Southern Oregon women edge Providence to win CCC wrestling title
Published 11:13 am Monday, March 3, 2025
- No. 5-ranked Southern Oregon crowned four champions and accumulated 166 ½ points to edge No. 4 Providence (Mont.) by four points for the Cascade Conference Collegiate title.
Moreno wins third conference title, Raiders garner four champions overall to win by four points
REDDING, Calif. — In what amounted to a two-team race with no margin for error, Southern Oregon did what was needed up and down its 12-person lineup to win the Cascade Conference Women’s Wrestling Championship for the second time by four points on Sunday at the Grant Center.
Top-ranked senior Carolina Moreno notched her third CCC title in the 131-pound bracket, while three more Raiders — top seeds Jasmine Howard (117 pounds), Bailey Dennis (180) and Kat Hingano (207) — became first time champions. SOU, ranked No. 5 in the final NAIA poll, accumulated 166 ½ points, and No. 4 Providence (Mont.) landed on 162 ½.
Providence also produced four individual champions, but SOU had one more finalist than the Argos with Emma Baertlein (110), Marissa Kurtz (117), Quilaztli Miguel-Lapham (160) and Lillian Gradillas-Flores (180) leaving as runners-up. Malia Welch (124) and Eliza Goodwin (131) clinched All-CCC honors in third place, and Kaylee Annis (124) earned an automatic NAIA Championship qualifying bid by winning a true-fourth-place match.
All eight of the Raiders’ first- and second-place individuals performed true to seeds. Their minor upset of the Argos was completed thanks in large part to Goodwin and 145-pounder Holland Wieber, neither of whom were among the CCC’s top-six in their weight classes entering the tournament. Goodwin, after winning by fall in the consolation semifinals, upset EOU’s No. 3 seed, Anna Rodriguez, with a first-round pin in her third-place match. Wieber provided the biggest points swing in her consolation semifinal with a first-round pin to knock off Providence’s No. 14-ranked Esther Han.
The Raiders padded their point total with 12 total pins compared to Providence’s five.
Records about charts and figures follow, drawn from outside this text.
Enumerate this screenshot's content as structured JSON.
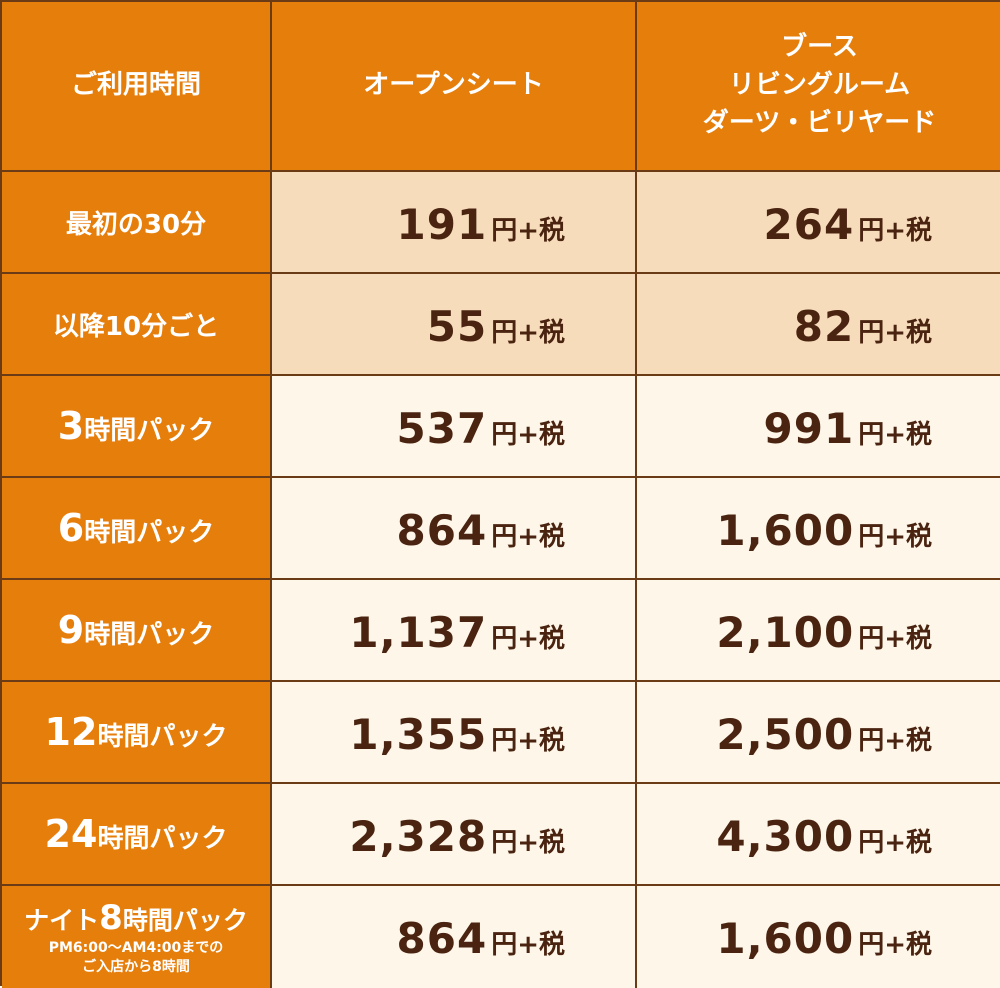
{
  "header": {
    "col_time": "ご利用時間",
    "col_open": "オープンシート",
    "col_booth": [
      "ブース",
      "リビングルーム",
      "ダーツ・ビリヤード"
    ]
  },
  "rows": [
    {
      "label": "最初の30分",
      "open": "191",
      "booth": "264",
      "unit": "円+税"
    },
    {
      "label": "以降10分ごと",
      "open": "55",
      "booth": "82",
      "unit": "円+税"
    },
    {
      "label_num": "3",
      "label_text": "時間パック",
      "open": "537",
      "booth": "991",
      "unit": "円+税"
    },
    {
      "label_num": "6",
      "label_text": "時間パック",
      "open": "864",
      "booth": "1,600",
      "unit": "円+税"
    },
    {
      "label_num": "9",
      "label_text": "時間パック",
      "open": "1,137",
      "booth": "2,100",
      "unit": "円+税"
    },
    {
      "label_num": "12",
      "label_text": "時間パック",
      "open": "1,355",
      "booth": "2,500",
      "unit": "円+税"
    },
    {
      "label_num": "24",
      "label_text": "時間パック",
      "open": "2,328",
      "booth": "4,300",
      "unit": "円+税"
    },
    {
      "label_pre": "ナイト",
      "label_num": "8",
      "label_text": "時間パック",
      "note_line1": "PM6:00～AM4:00までの",
      "note_line2": "ご入店から8時間",
      "open": "864",
      "booth": "1,600",
      "unit": "円+税"
    }
  ],
  "colors": {
    "header_orange": "#e67e0c",
    "border_brown": "#6a3b14",
    "price_text": "#4a2410",
    "peach_bg": "#f7dcbc",
    "cream_bg": "#fdf6e9"
  }
}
Howard — the No. 7-ranked 117-pounder who joined SOU midseason after becoming a national finalist last year at Texas Wesleyan — was the only wrestler at the tournament with three of them, getting Providence’s No. 11 Alicia Frank in the semis and one of her teammates, Kurtz, in the championship.
Moreno, the three-time national champion, continued her unbeaten season with a technical-fall shutout and two falls. She pinned No. 8 Paige Respicio of Providence in her final.
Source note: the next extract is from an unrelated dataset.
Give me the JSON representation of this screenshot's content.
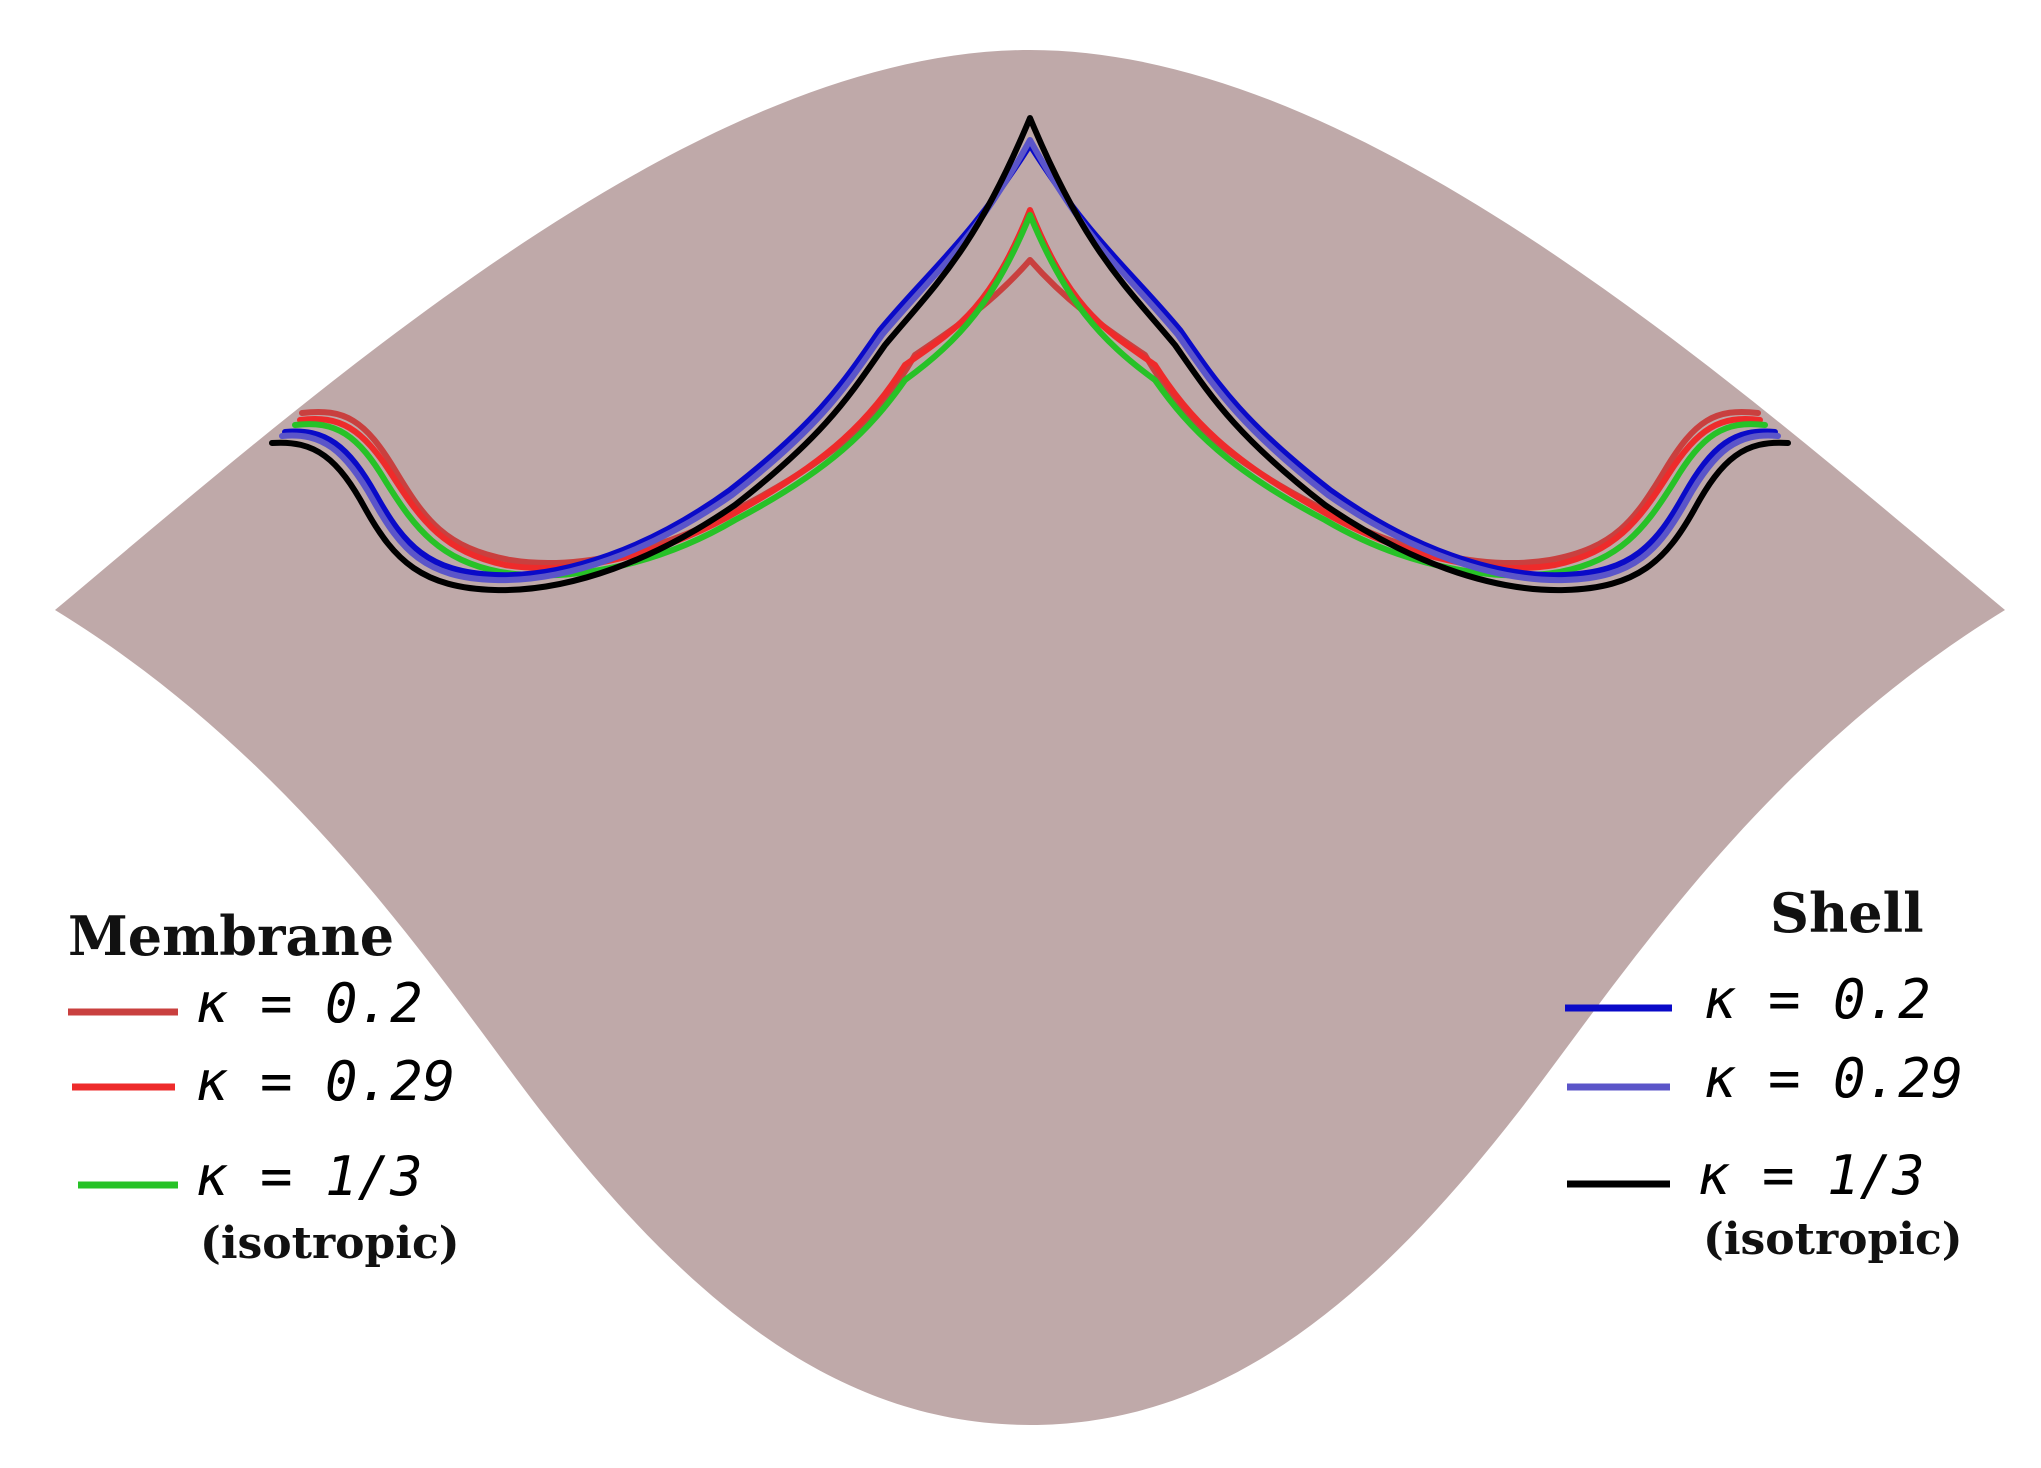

Dennis also won her final against a teammate, Gradillas-Flores, by tiebreaker criteria in a 6-6 decision. Hingano needed only one win to claim the 207 title, pinning Fernanda Canedo of Westcliff (Calif.) in 1:19.
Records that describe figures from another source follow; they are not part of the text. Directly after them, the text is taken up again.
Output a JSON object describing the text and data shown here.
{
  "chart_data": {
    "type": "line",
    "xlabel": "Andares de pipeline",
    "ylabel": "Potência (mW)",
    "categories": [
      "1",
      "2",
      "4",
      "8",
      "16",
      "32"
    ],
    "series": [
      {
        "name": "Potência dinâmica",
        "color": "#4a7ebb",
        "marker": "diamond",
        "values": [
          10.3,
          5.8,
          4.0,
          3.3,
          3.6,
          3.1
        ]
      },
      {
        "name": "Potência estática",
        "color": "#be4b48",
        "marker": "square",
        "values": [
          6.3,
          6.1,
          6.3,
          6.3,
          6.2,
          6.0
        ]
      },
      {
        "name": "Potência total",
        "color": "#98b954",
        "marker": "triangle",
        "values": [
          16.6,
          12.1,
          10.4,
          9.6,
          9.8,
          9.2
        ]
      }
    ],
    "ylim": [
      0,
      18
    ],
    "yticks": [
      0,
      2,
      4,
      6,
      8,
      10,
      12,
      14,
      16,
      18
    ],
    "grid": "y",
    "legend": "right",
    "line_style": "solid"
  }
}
Goodwin, Gradillas-Flores and Wieber were the only Raiders who didn’t get automatic national qualifying bids, which were allocated based on the number of top-17 wrestlers per weight class. All three are strong candidates to be among 32 recipients of at-large bids, which will be announced Tuesday.
SOU competes at the NAIA Championships March 14-15 in Park City, Kan.